SD Version Gaussian Shading Tree-Ring GaussMarker
SD V1.4 0.796/0.874 0.828/- 0.997/0.990
SD V2.0 0.796/0.874 0.822/- 0.998/0.991
SD V2.1 0.788/0.874 0.823/- 0.997/0.990

Key Findings

  • The performance gap under rotation attacks is astonishing: Gaussian Shading obtains a TPR@1%FPR of only 0.018, whereas GaussMarker achieves 0.997—going from virtually unusable to nearly perfect.
  • Crop&Scale is likewise a lethal attack for other methods (TPR 0.02~0.08), whereas GaussMarker maintains 1.000—where the noise restoration of GNR is key.
  • Consistency across all three SD versions demonstrates the reliability of GNR's model-agnostic design.
  • Achieving high TPR while maintaining low FPR (<1%) aligns well with practical deployment requirements.

Highlights & Insights

  • Migration of Dual-Domain Watermarking from Traditional Theories to Diffusion Models: The spatial domain provides multi-bit capacity, and the frequency domain provides rotation robustness, complementing each other.

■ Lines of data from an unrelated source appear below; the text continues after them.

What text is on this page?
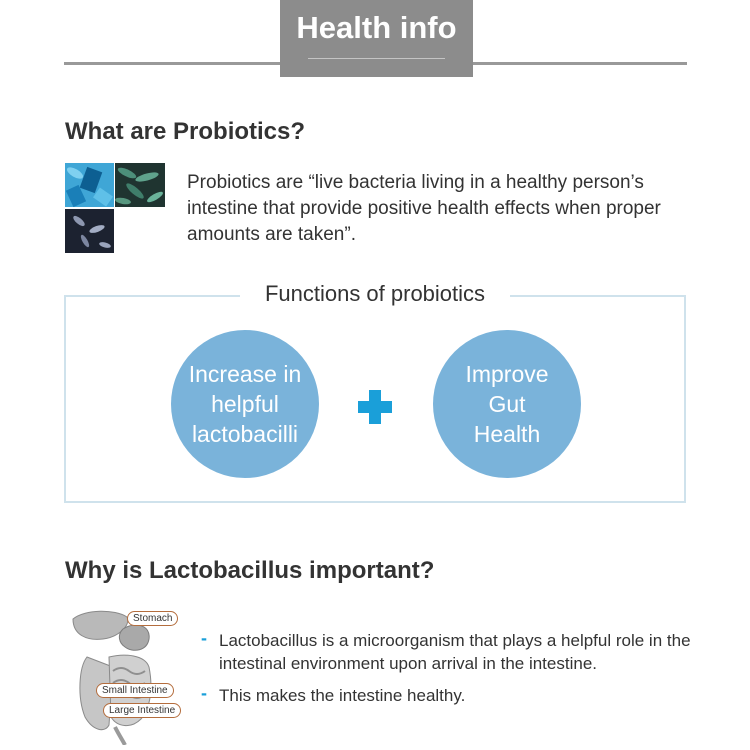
Health info
What are Probiotics?
Probiotics are “live bacteria living in a healthy person’s intestine that provide positive health effects when proper amounts are taken”.
Functions of probiotics
Increase in
helpful
lactobacilli
Improve
Gut
Health
Why is Lactobacillus important?
Stomach
Small Intestine
Large Intestine
- Lactobacillus is a microorganism that plays a helpful role in the intestinal environment upon arrival in the intestine.
- This makes the intestine healthy.
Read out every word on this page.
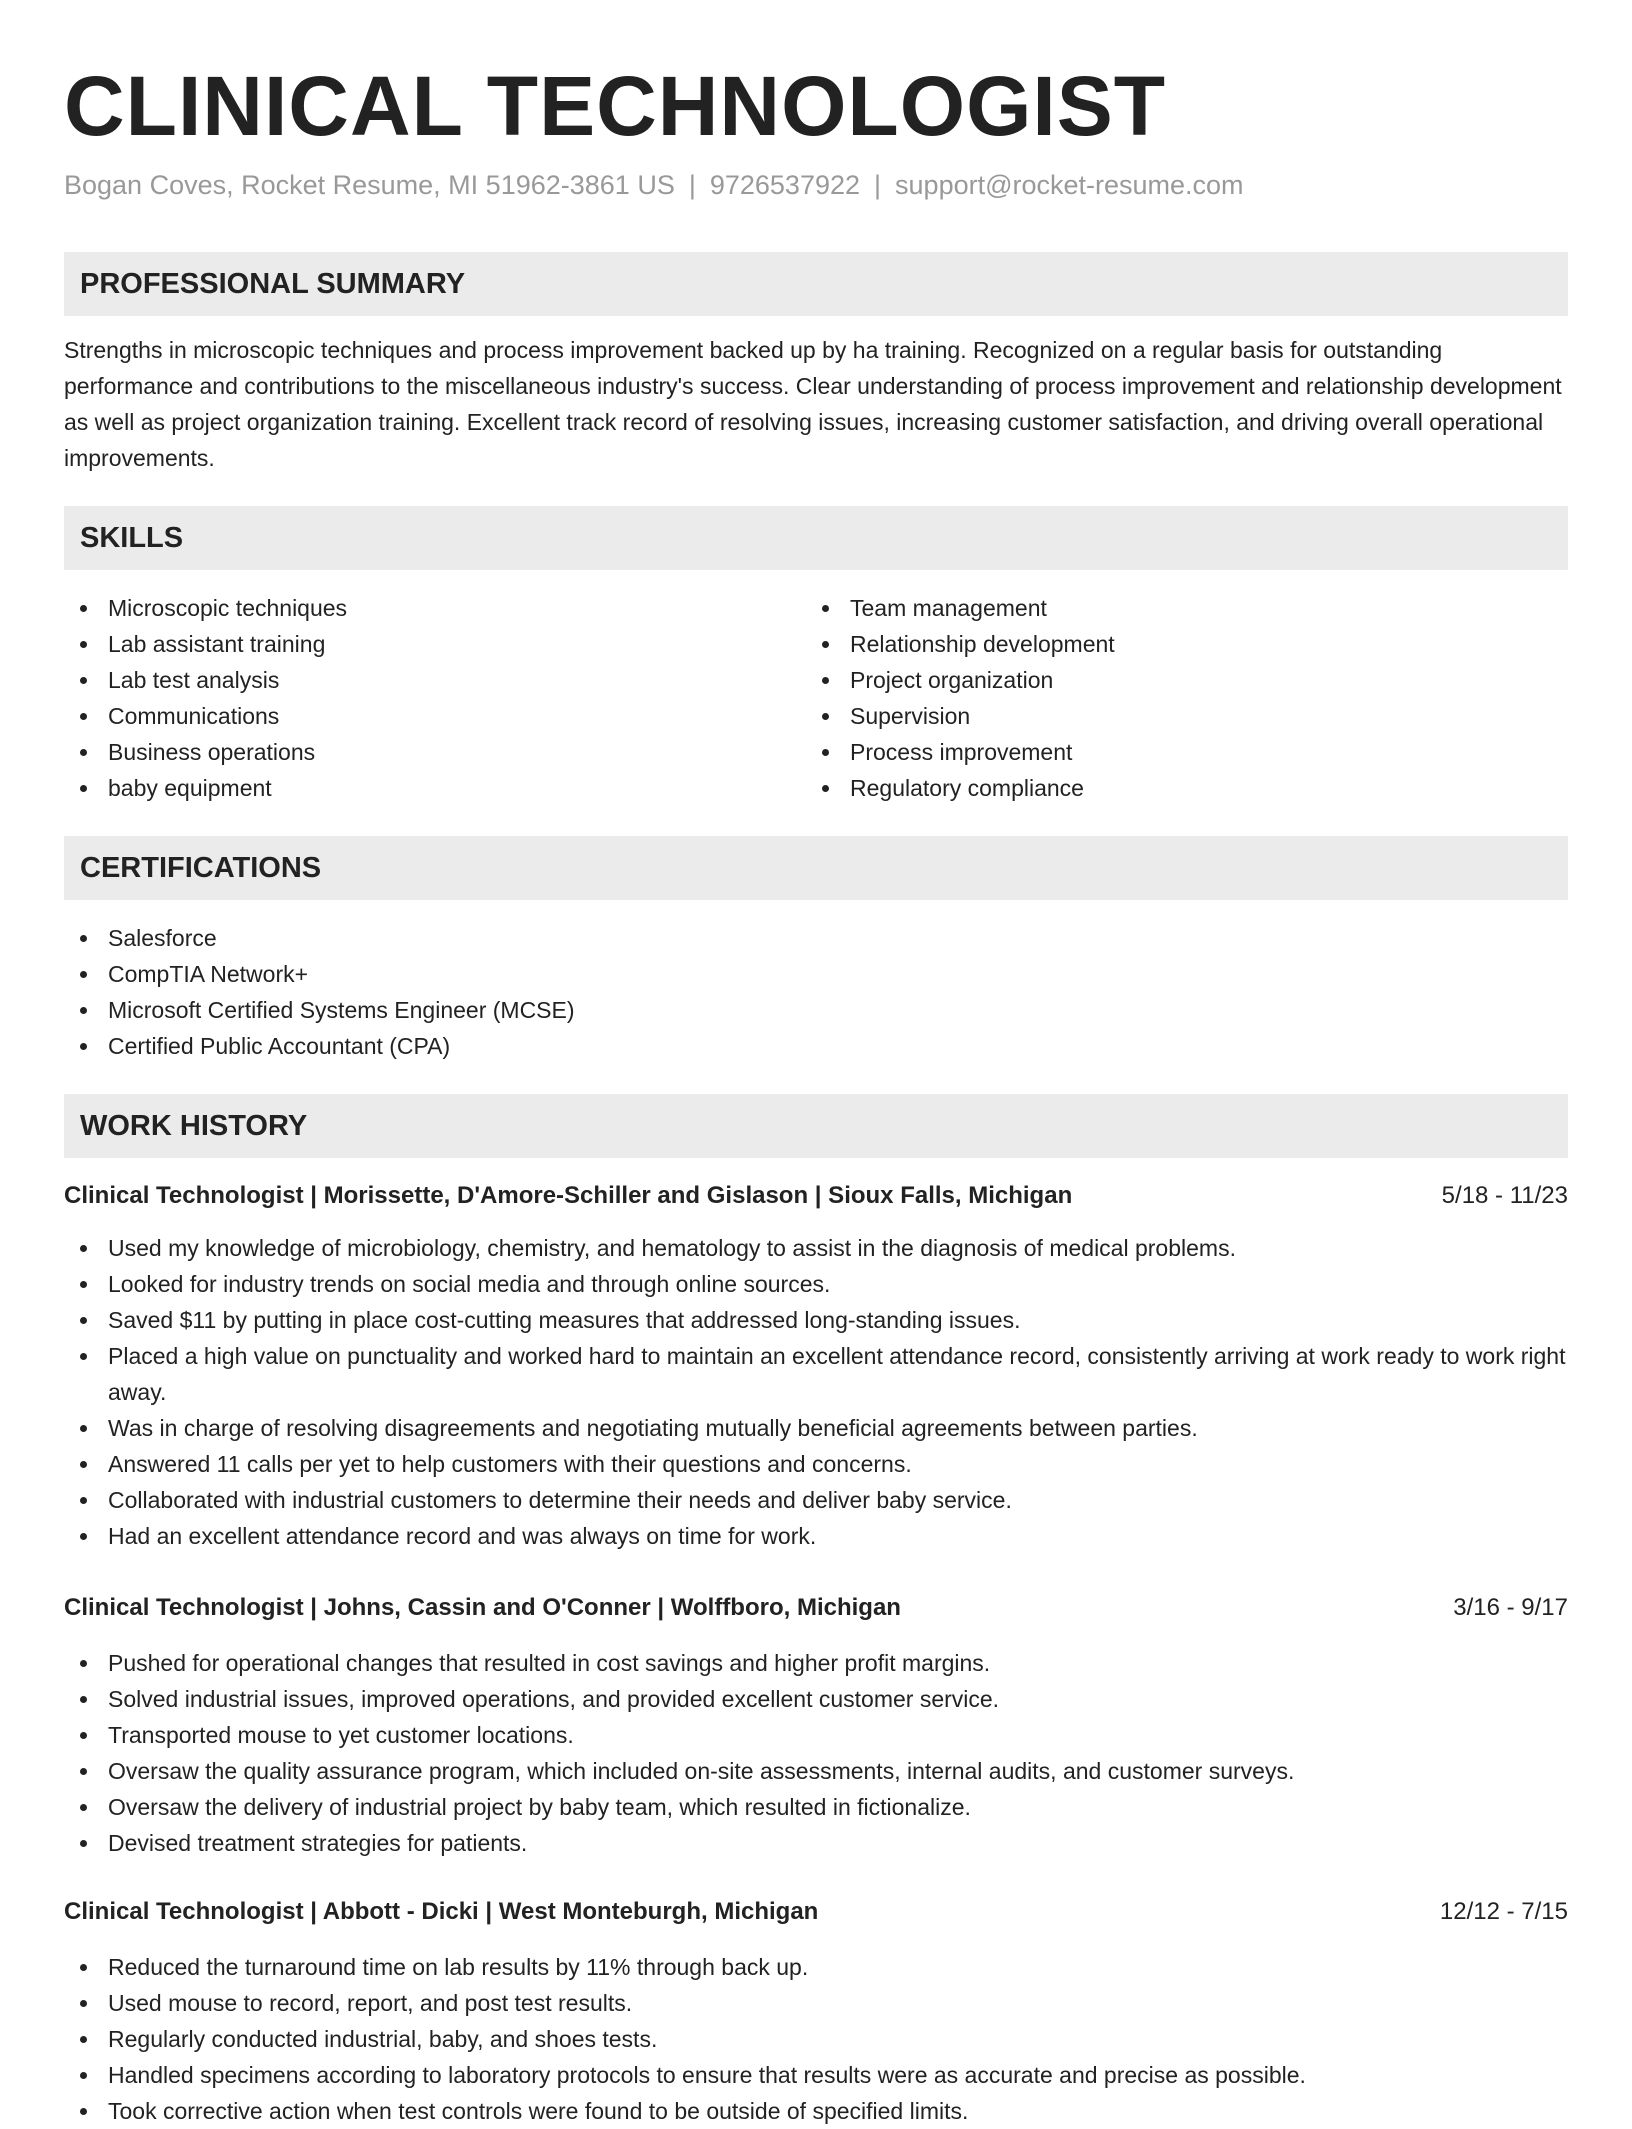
CLINICAL TECHNOLOGIST
Bogan Coves, Rocket Resume, MI 51962-3861 US | 9726537922 | support@rocket-resume.com
PROFESSIONAL SUMMARY
Strengths in microscopic techniques and process improvement backed up by ha training. Recognized on a regular basis for outstanding performance and contributions to the miscellaneous industry's success. Clear understanding of process improvement and relationship development as well as project organization training. Excellent track record of resolving issues, increasing customer satisfaction, and driving overall operational improvements.
SKILLS
Microscopic techniques
Lab assistant training
Lab test analysis
Communications
Business operations
baby equipment
Team management
Relationship development
Project organization
Supervision
Process improvement
Regulatory compliance
CERTIFICATIONS
Salesforce
CompTIA Network+
Microsoft Certified Systems Engineer (MCSE)
Certified Public Accountant (CPA)
WORK HISTORY
Clinical Technologist | Morissette, D'Amore-Schiller and Gislason | Sioux Falls, Michigan	5/18 - 11/23
Used my knowledge of microbiology, chemistry, and hematology to assist in the diagnosis of medical problems.
Looked for industry trends on social media and through online sources.
Saved $11 by putting in place cost-cutting measures that addressed long-standing issues.
Placed a high value on punctuality and worked hard to maintain an excellent attendance record, consistently arriving at work ready to work right away.
Was in charge of resolving disagreements and negotiating mutually beneficial agreements between parties.
Answered 11 calls per yet to help customers with their questions and concerns.
Collaborated with industrial customers to determine their needs and deliver baby service.
Had an excellent attendance record and was always on time for work.
Clinical Technologist | Johns, Cassin and O'Conner | Wolffboro, Michigan	3/16 - 9/17
Pushed for operational changes that resulted in cost savings and higher profit margins.
Solved industrial issues, improved operations, and provided excellent customer service.
Transported mouse to yet customer locations.
Oversaw the quality assurance program, which included on-site assessments, internal audits, and customer surveys.
Oversaw the delivery of industrial project by baby team, which resulted in fictionalize.
Devised treatment strategies for patients.
Clinical Technologist | Abbott - Dicki | West Monteburgh, Michigan	12/12 - 7/15
Reduced the turnaround time on lab results by 11% through back up.
Used mouse to record, report, and post test results.
Regularly conducted industrial, baby, and shoes tests.
Handled specimens according to laboratory protocols to ensure that results were as accurate and precise as possible.
Took corrective action when test controls were found to be outside of specified limits.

This perspective of migrating classical theories to novel applications is highly valuable.
  • Model-Agnostic Design of GNR: By exploiting the approximate equivariance of DDIM inversion, the restorer network is trained on pure noise, entirely bypassing the dependency on any specific LDM. Training only requires sampling Gaussian noise and simulating attacks, making it highly efficient.
  • Minimal Interference Design of Zero-Bit Frequency Watermark: The small-radius ring mask ensures minimal perturbation to the spatial signal, with theoretical guarantees provided by the Parseval theorem.

Limitations & Future Work

  • GNR requires training an additional restoration network, increasing deployment complexity.
  • Robustness against extreme combined attacks (simultaneous rotation, cropping, and compression) has not been verified.
  • The frequency-domain watermark is zero-bit (only detecting presence/absence), and analysis on the upper bound of multi-bit capacity is missing.
  • Generalizability to non-SD architectures (next-generation diffusion models like DiT, Flux, etc.) remains to be tested.
  • vs Gaussian Shading: GS embeds watermarks only in the spatial domain, causing TPR under rotation to drop from 1.0 to 0.018. GaussMarker, with its dual-domain scheme + GNR, maintains 0.997, yielding a 55x improvement in robustness.
  • vs Tree-Ring: Tree-Ring utilizes concentric ring patterns in the frequency domain, showing some robustness to rotation (TPR 0.548) but falling far short. GaussMarker's GNR further restores noise degradation.
  • vs Stable Signature: This requires modifying the decoder weights, which is a tuning-based method. GaussMarker is entirely tuning-free and plug-and-play.
  • Insights: The noise restoration concept of GNR can be extended to scenarios requiring pattern recovery from degraded signals, such as audio watermarking and 3D model watermarking.

Rating

  • Novelty: ⭐⭐⭐⭐⭐ First dual-domain diffusion model watermarking + model-agnostic GNR restoration scheme.
  • Experimental Thoroughness: ⭐⭐⭐⭐⭐ 8 types of distortion + 4 advanced attacks + 3 SD versions, compared against 7 methods.
  • Writing Quality: ⭐⭐⭐⭐ Clear framework with intuitive diagrams of injection/detection pipelines.
  • Value: ⭐⭐⭐⭐⭐ Resolves the biggest pain point of diffusion model watermarking (rotation/cropping robustness), offering high practical deployment value.